A history lesson...
Designed as an estate car to compete with supercars, the Audi RS4 never quite made the premium ranks. Introduced in 2000 with a 2.7 litre V6 at 380bhp, the RS4 should satisfy the needs of playboys and family men alike. In effect it had a sports car engine in an estate car's body. It had great potential but the first generation only stuck around for a couple of years. The next generation model ran from 2006-2008 and 2012 saw a new Audi RS4 leave the production line. Limited production numbers of 6,030 for first generation and around 10,000 for second generation models mean you don't see them come up that often.
Bang for your buck
It looks like your average Audi A4 estate but small details show its pedigree, including huge air vents front and back, wider flare extensions to the wheel arches and a lower ride than you might expect, plus a set of big old wheels. High Intensity Discharge (HID) headlights swivel round corners in line with steering movements. The interior is immensely practical with enough load space for skiing, golf and any other outdoor pursuits, plus family pets. Nor is this a case of function before form – leather Recaro seats and a beautifully chunky three-spoke wheel are part of an impressive set of specs that also include a Bose stereo. Safety is also up to the standards you'd expect from Audi, with its 'Sideguard' airbag system and the brand's trademark Quattro permanent all-wheel drive.
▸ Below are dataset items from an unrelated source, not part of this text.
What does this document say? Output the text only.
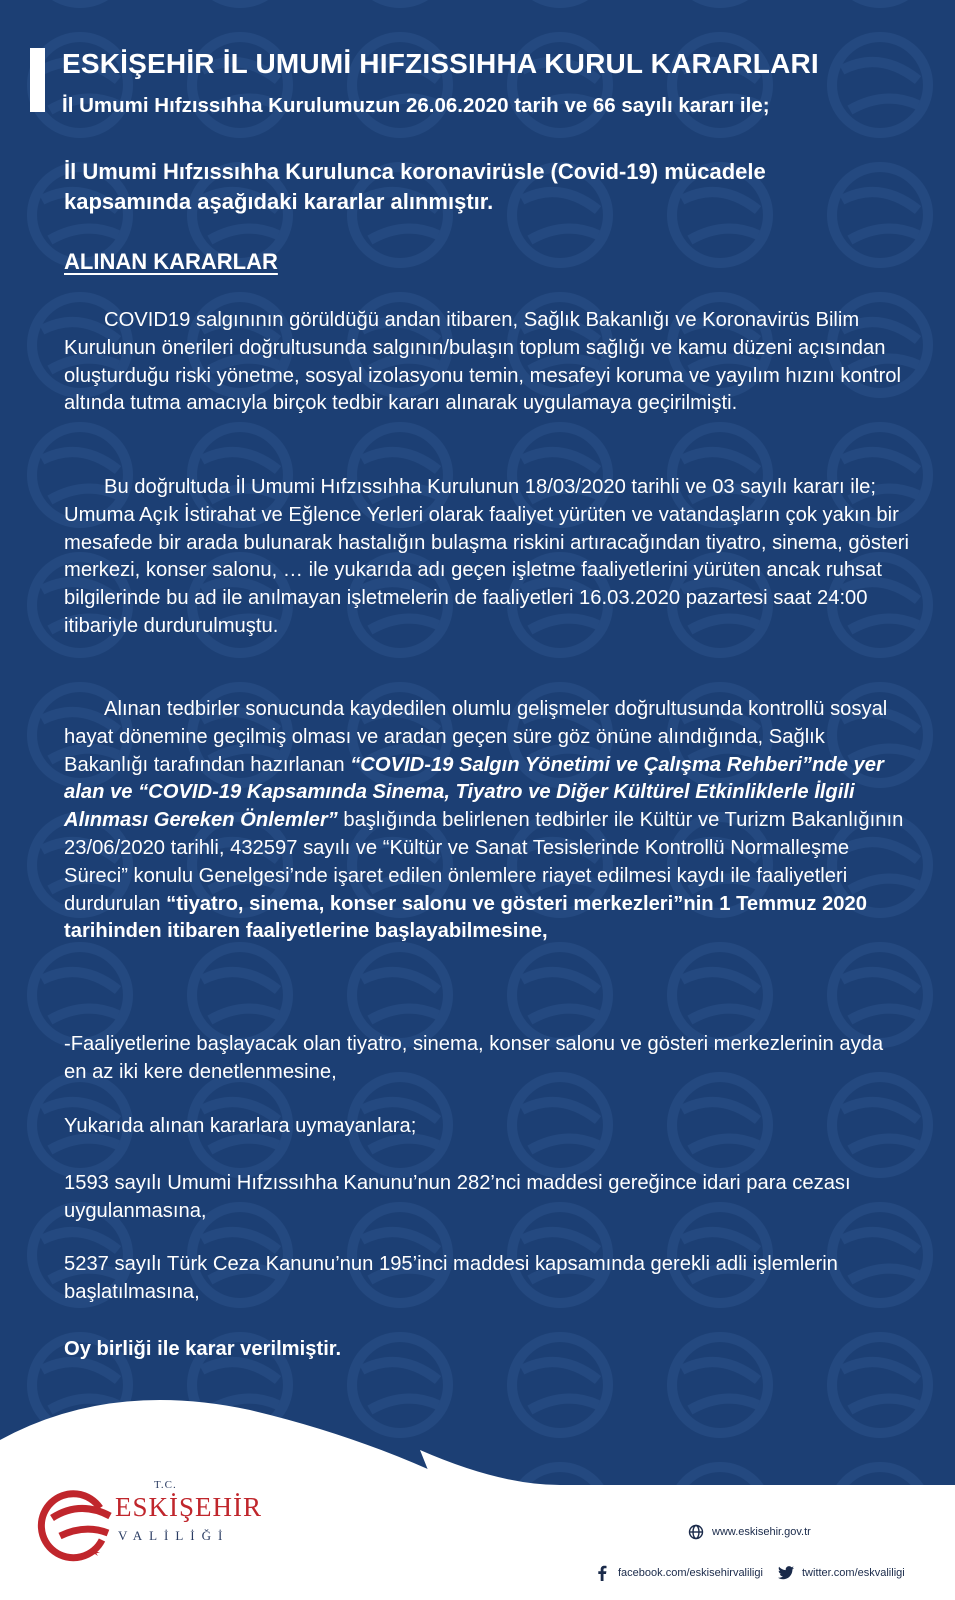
ESKİŞEHİR İL UMUMİ HIFZISSIHHA KURUL KARARLARI
İl Umumi Hıfzıssıhha Kurulumuzun 26.06.2020 tarih ve 66 sayılı kararı ile;
İl Umumi Hıfzıssıhha Kurulunca koronavirüsle (Covid-19) mücadele kapsamında aşağıdaki kararlar alınmıştır.
ALINAN KARARLAR

COVID19 salgınının görüldüğü andan itibaren, Sağlık Bakanlığı ve Koronavirüs Bilim Kurulunun önerileri doğrultusunda salgının/bulaşın toplum sağlığı ve kamu düzeni açısından oluşturduğu riski yönetme, sosyal izolasyonu temin, mesafeyi koruma ve yayılım hızını kontrol altında tutma amacıyla birçok tedbir kararı alınarak uygulamaya geçirilmişti.

Bu doğrultuda İl Umumi Hıfzıssıhha Kurulunun 18/03/2020 tarihli ve 03 sayılı kararı ile; Umuma Açık İstirahat ve Eğlence Yerleri olarak faaliyet yürüten ve vatandaşların çok yakın bir mesafede bir arada bulunarak hastalığın bulaşma riskini artıracağından tiyatro, sinema, gösteri merkezi, konser salonu, … ile yukarıda adı geçen işletme faaliyetlerini yürüten ancak ruhsat bilgilerinde bu ad ile anılmayan işletmelerin de faaliyetleri 16.03.2020 pazartesi saat 24:00 itibariyle durdurulmuştu.

Alınan tedbirler sonucunda kaydedilen olumlu gelişmeler doğrultusunda kontrollü sosyal hayat dönemine geçilmiş olması ve aradan geçen süre göz önüne alındığında, Sağlık Bakanlığı tarafından hazırlanan “COVID-19 Salgın Yönetimi ve Çalışma Rehberi”nde yer alan ve “COVID-19 Kapsamında Sinema, Tiyatro ve Diğer Kültürel Etkinliklerle İlgili Alınması Gereken Önlemler” başlığında belirlenen tedbirler ile Kültür ve Turizm Bakanlığının 23/06/2020 tarihli, 432597 sayılı ve “Kültür ve Sanat Tesislerinde Kontrollü Normalleşme Süreci” konulu Genelgesi’nde işaret edilen önlemlere riayet edilmesi kaydı ile faaliyetleri durdurulan “tiyatro, sinema, konser salonu ve gösteri merkezleri”nin 1 Temmuz 2020 tarihinden itibaren faaliyetlerine başlayabilmesine,

-Faaliyetlerine başlayacak olan tiyatro, sinema, konser salonu ve gösteri merkezlerinin ayda en az iki kere denetlenmesine,

Yukarıda alınan kararlara uymayanlara;

1593 sayılı Umumi Hıfzıssıhha Kanunu’nun 282’nci maddesi gereğince idari para cezası uygulanmasına,

5237 sayılı Türk Ceza Kanunu’nun 195’inci maddesi kapsamında gerekli adli işlemlerin başlatılmasına,

Oy birliği ile karar verilmiştir.

T.C.
ESKİŞEHİR
VALİLİĞİ	www.eskisehir.gov.tr
facebook.com/eskisehirvaliligi	twitter.com/eskvaliligi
Second generation versions include a cabriolet and the centre console 'Engine Start' system.
What you'll pay
Expect to pay up to £20,000 for the earlier models and between 18,000-25,000 for a Mark 2, but a used Audi RS4 is still a lot of car for the money. Insurance group 20.
What to check
Problems with brake warping and wheels distorting have been reported so give it a good test drive. If you are concerned about wheel faults, consider replacing them. Tyres aren't cheap, so check they have plenty of wear still available when you buy.
Front brake pads are close to £70, rear brake pads £45 and a starter motor the best part of £165. Clutch assembly kits are roughly £225, alternators circle the £175 mark and a radiator around £180.
How it drives
This car is brute force in 2 words. The RS4 reaches 60mph in 4.7 seconds and allegedly 0-123.4mph in 16.6 seconds, although electronic limiters make this difficult to test. It boasts twin turbochargers and exceptional torque – put your foot down at 120mph and it will still pull you into your seat. Handling is very stable, possibly a little too stable, with steering response and chassis feedback rather unexciting. The power steering and massive brakes have no trouble dealing with the car's power but the six-speed gear box can be clunky with too much travel in the box and the clutch can be hard work, particularly annoying with no automatic model available. However these are minor details – you're buying this car for its power, on which level it certainly delivers.